Y los edificios cubren con planchas de metal sus fachadas y ventanas.
Tic.
La gente monta en sus lanchas.
Tac.
El reloj del ayuntamiento se alinea sobre las 23:00.
(*)
CLIC.
Y el agua comienza a subir.
*
En el Loto, el plano de la ciudad cambiaba por completo cuando el nivel del agua terminaba de inundarlo todo. Durante la noche, sólo las últimas plantas de los edificios quedaban al descubierto. El resto quedaba sumergido por la crecida de los canales. Las láminas de metal cubrían y protegían las viviendas de cualquier fuga posible. Entre las plantas privilegiadas, con vistas a la superficie, se encontraban algunas oficinas del Ala Sur, los áticos más elevados o algunos edificios públicos: como el teatro.
El público, en pie, aplaudía entregado al finalizar la última actuación de la obra del gran García Hidalgo. La sala aclamaba y pedía a gritos una nueva entrega. El director salió para agradecer el fervor de las últimas semanas. Pidió el micro para felicitar en directo a sus actores y confirmó la sospecha de todos: habría nuevo título.
La noche estaba despejada. Las familias más adineradas volvían a sus apartamentos en lanchas cubiertas y vehículos motorizados. Las no tan afortunadas, como las de Miquel, saltaban a las terrazas de sus viviendas desde plataformas flotantes que iban y venían.
—¡Miquel! ¡Quieto a mi lado! —agarró por el gorro del abrigo una señora a su hijo y se lo llevó a su lado.
—No se preocupe mujer, es cosa de niños —la disculpó otra pasajera, mientras despegaba los restos de piruleta del abrigo de piel con una toallita de manos.
El cuadrilátero de metal flotaba a ras, en la oscuridad de la noche, entre mareas y cornisas.

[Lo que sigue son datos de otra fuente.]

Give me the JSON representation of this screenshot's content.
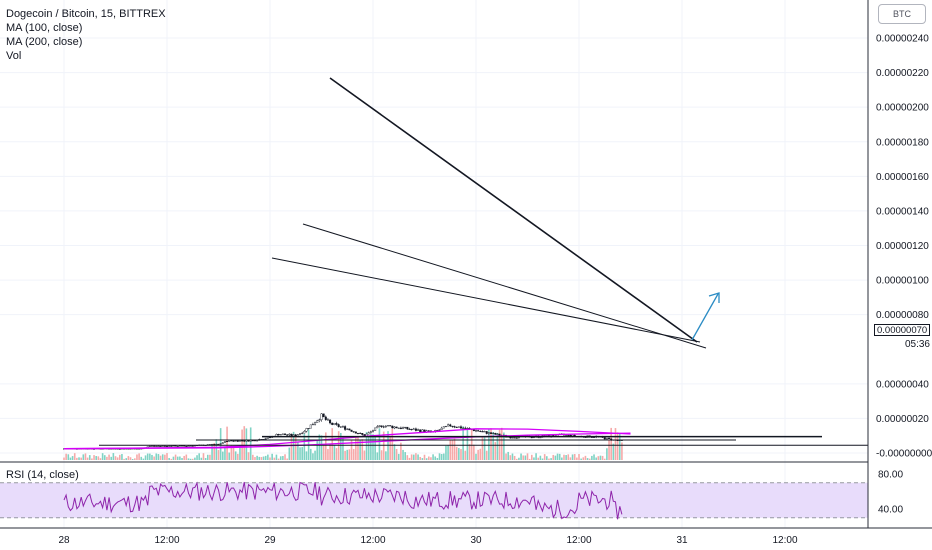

Algunos pasajeros ocupaban los asientos centrales. Otros, en cambio, se apoyaban sobre bastones de hierro atornillados a la plataforma. La velocidad de esta novedosa forma de transporte público no era suficiente como para lanzar a nadie por los aires, pero más les valía permanecer estables durante los cambios de dirección entre los canales.
Otra mujer intervino para meter cizaña:
—¿El Dave no podía bañar solito al niño y acostarlo?
—No mamá. Parece mentira que no los conozcas —respondió a la sexagenaria—. El Miquel no tiene fondo. Y el Dave, encima, le da bola. La última vez que los dejé a solas por la noche terminaron en una taberna comiendo quesos y bebiendo vino.
—¿Vino? ¿Miquel, tú no serás un niño malo, no? —se dirigió la abuela a su nieto con cara de espanto.
Miquel buscaba con un dedo por su boca y despegaba el trozo de piruleta del paladar.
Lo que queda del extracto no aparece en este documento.